Perpetual: Reads | The Power of Habit
Our summer series of book recommendations to empower talent and fuel brands.
Review by Duke Maines
We already know that change is difficult for a variety of reasons. Even the most adventurous and flexible of us humans have, at a minimum, an unconscious reaction to change that inhibits our ability to be successful in making that shift.
What this book delivers
The Power of Habit by Charles Duhigg, leans on neuroscience in particular to illustrate how we form habits, why we become so wedded to them, and how efforts to change at the rationale level are rarely successful. The challenge is that shifting these habits are the key to real behavioral change inside organizations.
For real change to occur, we have to recognize what triggers our current habits, replace that with a new way of operating (routine), and only over time—with success that follows from making the change—do we finally embed a new habit.

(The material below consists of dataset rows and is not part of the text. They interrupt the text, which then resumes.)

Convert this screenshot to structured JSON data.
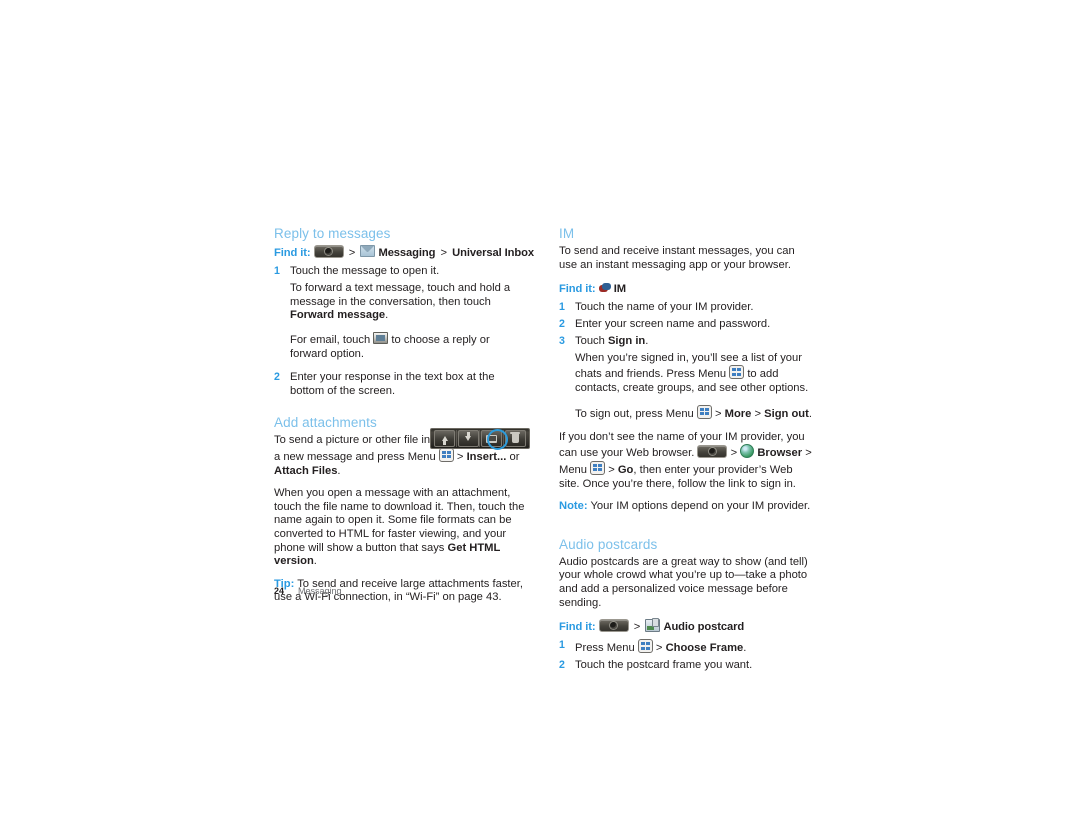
{
  "document": {
    "page_number": "24",
    "footer_section": "Messaging"
  },
  "left_column": {
    "reply_section": {
      "heading": "Reply to messages",
      "find_it": {
        "label": "Find it:",
        "home_icon": "home-key-icon",
        "sep1": ">",
        "app_icon": "messaging-envelope-icon",
        "app": "Messaging",
        "sep2": ">",
        "target": "Universal Inbox"
      },
      "step1": {
        "num": "1",
        "text": "Touch the message to open it."
      },
      "para_forward_a": "To forward a text message, touch and hold a message in the conversation, then touch ",
      "para_forward_bold": "Forward message",
      "para_forward_b": ".",
      "para_email_a": "For email, touch ",
      "para_email_icon": "reply-icon",
      "para_email_b": " to choose a reply or forward option.",
      "step2": {
        "num": "2",
        "text": "Enter your response in the text box at the bottom of the screen."
      },
      "actionbar": {
        "buttons": [
          "arrow-up-icon",
          "arrow-down-icon",
          "reply-icon",
          "trash-icon"
        ],
        "highlighted_index": 2,
        "highlight_color": "#2c9bdb"
      }
    },
    "attachments_section": {
      "heading": "Add attachments",
      "para1_a": "To send a picture or other file in a message, open a new message and press Menu ",
      "para1_menu_icon": "menu-key-icon",
      "para1_b": " > ",
      "para1_bold1": "Insert...",
      "para1_c": " or ",
      "para1_bold2": "Attach Files",
      "para1_d": ".",
      "para2_a": "When you open a message with an attachment, touch the file name to download it. Then, touch the name again to open it. Some file formats can be converted to HTML for faster viewing, and your phone will show a button that says ",
      "para2_bold": "Get HTML version",
      "para2_b": ".",
      "tip_label": "Tip:",
      "tip_text": " To send and receive large attachments faster, use a Wi-Fi connection, in “Wi-Fi” on page 43."
    }
  },
  "right_column": {
    "im_section": {
      "heading": "IM",
      "intro": "To send and receive instant messages, you can use an instant messaging app or your browser.",
      "find_it": {
        "label": "Find it:",
        "app_icon": "im-bubbles-icon",
        "app": "IM"
      },
      "step1": {
        "num": "1",
        "text": "Touch the name of your IM provider."
      },
      "step2": {
        "num": "2",
        "text": "Enter your screen name and password."
      },
      "step3": {
        "num": "3",
        "text_a": "Touch ",
        "bold": "Sign in",
        "text_b": "."
      },
      "para_signed_a": "When you’re signed in, you’ll see a list of your chats and friends. Press Menu ",
      "para_signed_icon": "menu-key-icon",
      "para_signed_b": " to add contacts, create groups, and see other options.",
      "para_signout_a": "To sign out, press Menu ",
      "para_signout_icon": "menu-key-icon",
      "para_signout_b": " > ",
      "para_signout_bold1": "More",
      "para_signout_c": " > ",
      "para_signout_bold2": "Sign out",
      "para_signout_d": ".",
      "para_browser_a": "If you don’t see the name of your IM provider, you can use your Web browser. ",
      "para_browser_home_icon": "home-key-icon",
      "para_browser_b": " > ",
      "para_browser_globe_icon": "browser-globe-icon",
      "para_browser_bold1": "Browser",
      "para_browser_c": " > Menu ",
      "para_browser_menu_icon": "menu-key-icon",
      "para_browser_d": " > ",
      "para_browser_bold2": "Go",
      "para_browser_e": ", then enter your provider’s Web site. Once you’re there, follow the link to sign in.",
      "note_label": "Note:",
      "note_text": " Your IM options depend on your IM provider."
    },
    "audio_postcards_section": {
      "heading": "Audio postcards",
      "intro": "Audio postcards are a great way to show (and tell) your whole crowd what you’re up to—take a photo and add a personalized voice message before sending.",
      "find_it": {
        "label": "Find it:",
        "home_icon": "home-key-icon",
        "sep1": ">",
        "app_icon": "audio-postcard-icon",
        "app": "Audio postcard"
      },
      "step1": {
        "num": "1",
        "text_a": "Press Menu ",
        "menu_icon": "menu-key-icon",
        "text_b": " > ",
        "bold": "Choose Frame",
        "text_c": "."
      },
      "step2": {
        "num": "2",
        "text": "Touch the postcard frame you want."
      }
    }
  },
  "colors": {
    "heading_blue": "#7cc0ea",
    "accent_blue": "#2a9ae1",
    "body_text": "#231f20",
    "footer_grey": "#6d6e71"
  }
}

A great example from the book comes in how Starbuck’s handles customer complaints at the organizational level. Right or wrong, customers have all kinds of ways they express their displeasure—some of them more appropriate than others. Turns out Starbucks employees are human beings also, so they respond similarly—sometimes good or bad—at least until they invented a new routine to respond to the customer trigger: LATTE—that is, listen first, acknowledge, take action, thank them, and explain why it happened. Now, all employees have a way to replace a potentially negative reaction with a routine that allows for a more successful outcome and ends with a customer feeling appreciated.
One practical application from Duhigg’s work here is that change has a better chance at happening at the team level (or in Starbuck’s case, team by team until it becomes engrained at the organizational level), going beyond just any one individual. If a team experiences an emotional need to do something different (having gone through a foundational experience), they can collectively arrive at a new habit—or ritual—that represents the change they want to make whilst holding one another accountable in the process.
Another key learning for organizations is to not try to tackle all the issues at once. If you want to shift behavior inside teams, start with something specific that allows people to practice—then master the new habit. Interestingly, once they do, these new habits will often be organically inserted into other situations where they bode well for the individual and lead to a reward of some kind. For example, companies can take a cross-functional team that struggles to collaborate and team them a new routine to apply on the current project. Once this habit shows signs of success, it fuels practicing the same habits in future projects.
Rating for book
5/5 for the book because it was one of the first to get ‘behind the scenes’ (or inside the skull) and understand what is happening for people at the neurological level when change is required. This led to new insights into how to approach change inside organizations.